To control intracellular triglyceride levels, preadipocytes were inoculated at a density of 2 × 106 cells per well in six-well plates. Reagent treatment and differentiation induction were performed according to the method described above. A triglyceride colorimetric assay kit was used to measure triglyceride content. The protein concentration of the cell lysate was determined using a Bio-Rad protein assay kit [43].

3.9. Reverse Transcription-Quantitative Polymerase Chain Reaction (RT-qPCR)

Total RNA was extracted from adipocytes using the PureLink RNA Mini Kit, and RNA concentration was determined using a NanoDrop spectrophotometer (Thermo Scientific, Waltham, MA, USA). Subsequently, cDNA was synthesized using a high-dose cDNA reverse kit. Relative quantification of gene expression was performed using SYBR Green qPCR Master Mix and Bio-Rad Chromo4 (Applied Biosystems, Hercules, CA, USA). Samples were amplified in triplicate in 96-well plates, with 40 cycles at 95 °C for 15 s and 58 °C for 40 s. The primers used are listed in Table 1. Data were analyzed using the 2ΔΔCT method [47].

3.10. Western Blotting

Adipocytes were lysed using a M-PER™ Mammalian Protein Extraction Reagent containing a protease inhibitor. The mixture was placed on ice for 30 min, shaken every few minutes, and centrifuged at 12,000 rpm and 4 °C for 10 min. The supernatant was collected, and protein concentration was measured using a Bio-Rad protein assay kit (Bio-Rad Laboratories, Inc., Hercules, CA, USA). Mini-PROTEAN Precast Gels (Bio-Rad Laboratories, Inc.) were prepared, and the samples (30 μg) were loaded following protein denaturation. A Hybond polyvinylidene difluoride membrane (Cytiva, Amersham, England) was selected, and the proteins were transferred onto the membrane. The membranes were blocked for 1 h and incubated overnight at 4 °C with diluted primary antibodies. The primary antibodies used are listed in Table 2. The membranes were then washed three times and incubated with horseradish peroxidase-conjugated secondary antibody for 1 h at room temperature. After washing, the membranes were incubated with enhanced Pierce ECL Western blotting substrate. The relative intensities of bands were determined using ImageQuant TL (version 8.1; Cytiva, Amersham, UK).
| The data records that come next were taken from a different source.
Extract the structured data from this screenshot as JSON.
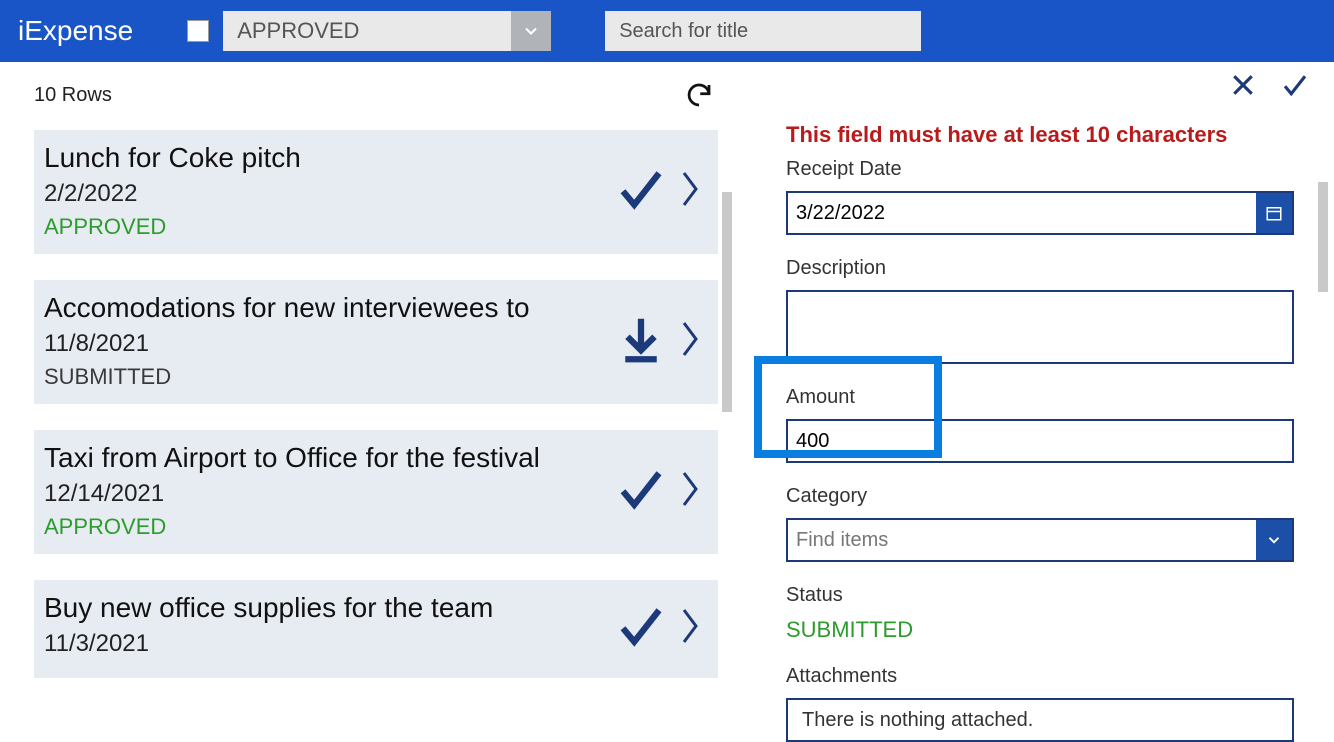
{
  "header": {
    "app_title": "iExpense",
    "filter_value": "APPROVED",
    "search_placeholder": "Search for title"
  },
  "list": {
    "count_label": "10 Rows",
    "items": [
      {
        "title": "Lunch for Coke pitch",
        "date": "2/2/2022",
        "status": "APPROVED",
        "status_class": "status-approved",
        "icon": "check"
      },
      {
        "title": "Accomodations for new interviewees to",
        "date": "11/8/2021",
        "status": "SUBMITTED",
        "status_class": "status-submitted",
        "icon": "download"
      },
      {
        "title": "Taxi from Airport to Office for the festival",
        "date": "12/14/2021",
        "status": "APPROVED",
        "status_class": "status-approved",
        "icon": "check"
      },
      {
        "title": "Buy new office supplies for the team",
        "date": "11/3/2021",
        "status": "",
        "status_class": "",
        "icon": "check"
      }
    ]
  },
  "form": {
    "error": "This field must have at least 10 characters",
    "receipt_date_label": "Receipt Date",
    "receipt_date_value": "3/22/2022",
    "description_label": "Description",
    "description_value": "",
    "amount_label": "Amount",
    "amount_value": "400",
    "category_label": "Category",
    "category_placeholder": "Find items",
    "status_label": "Status",
    "status_value": "SUBMITTED",
    "attachments_label": "Attachments",
    "attachments_empty": "There is nothing attached."
  }
}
3.11. Immunofluorescence Assay

For immunofluorescence assays, 4000 preadipocytes were cultured on eight-well chamber slides, and then mature adipocytes were induced using the method described above. The adipocytes were treated with 0.1% Triton X-100 serum for 30 min and then fixed with 4% paraformaldehyde for 30 min. Permeabilized adipocytes were blocked with 1% BSA in PBST for 1 h and incubated overnight with antibodies against UCP1 (Alexa Fluor 488 Conjugate, 1:200, Cell Signaling Technology, Beverly, MA, USA) at 4 °C. The adipocytes were washed three times with PBS and then incubated with DAPI mounting media for 0.5 min at 37 °C in the dark. The adipocytes were visualized using the Zeiss LSM 800 confocal laser scanning microscope (Zeiss, Oberkochen, Germany).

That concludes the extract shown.